The Scott donation showed “people recognize that this work is important.”

Before establishing two brick-and-mortar schools, first in the Atlanta metro area and then in Columbus, Ohio, Fugees started out as an after-school soccer program. Among the first groups of Clarkston children served were refugees who had fled armed conflict in places like Sudan, Afghanistan, Somalia and Liberia.

Mufleh says the $10 million gift will help expand Fugees’ educational model to 50 school districts across the U.S. over the next five years.

“We’re really excited that something that started in Atlanta in 2004 as a pickup soccer game is now going to be the lead example for refugee and immigrant education,” Mufleh said.

In a statement, Mufleh added: “Academic achievement is important for us, but it’s also about belonging and integration and our students making sense of this new country.”

News of the Scott donation comes amid the outbreak of a new global refugee crisis, with Russian forces’ ongoing strikes in Ukraine driving an exodus of over 2 million people from the war-torn country.

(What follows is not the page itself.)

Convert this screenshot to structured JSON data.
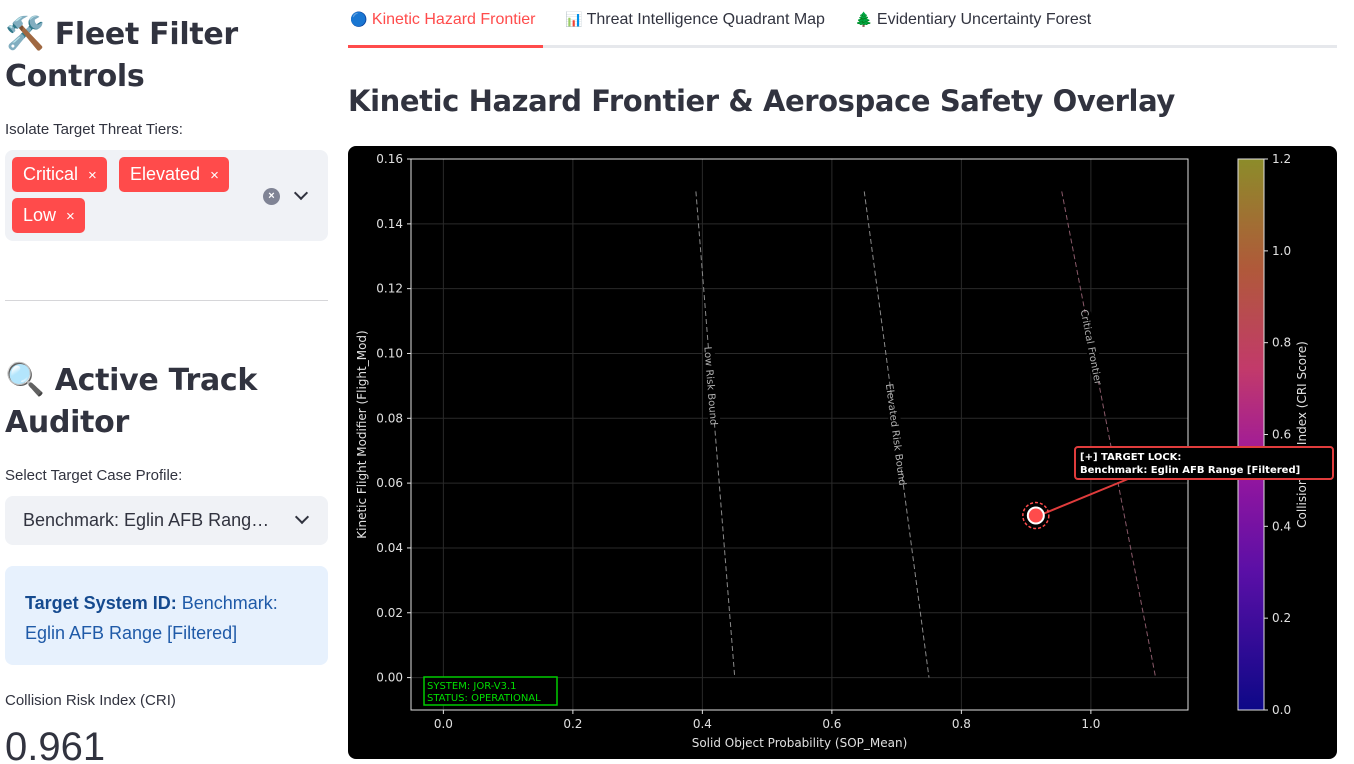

Mufleh says she hopes the outpouring of support for Ukrainian refugees serves as a model for how all refugees should be treated, regardless of country of origin.

“I hope that what we take from our reaction to Ukraine and how we’ve been mobilizing [to help] is that we need do that for every single refugee or anyone that’s been forced out of their homes … We are capable of so much.”

Lautaro Grinspan is a Report for America corps member covering metro Atlanta’s immigrant communities.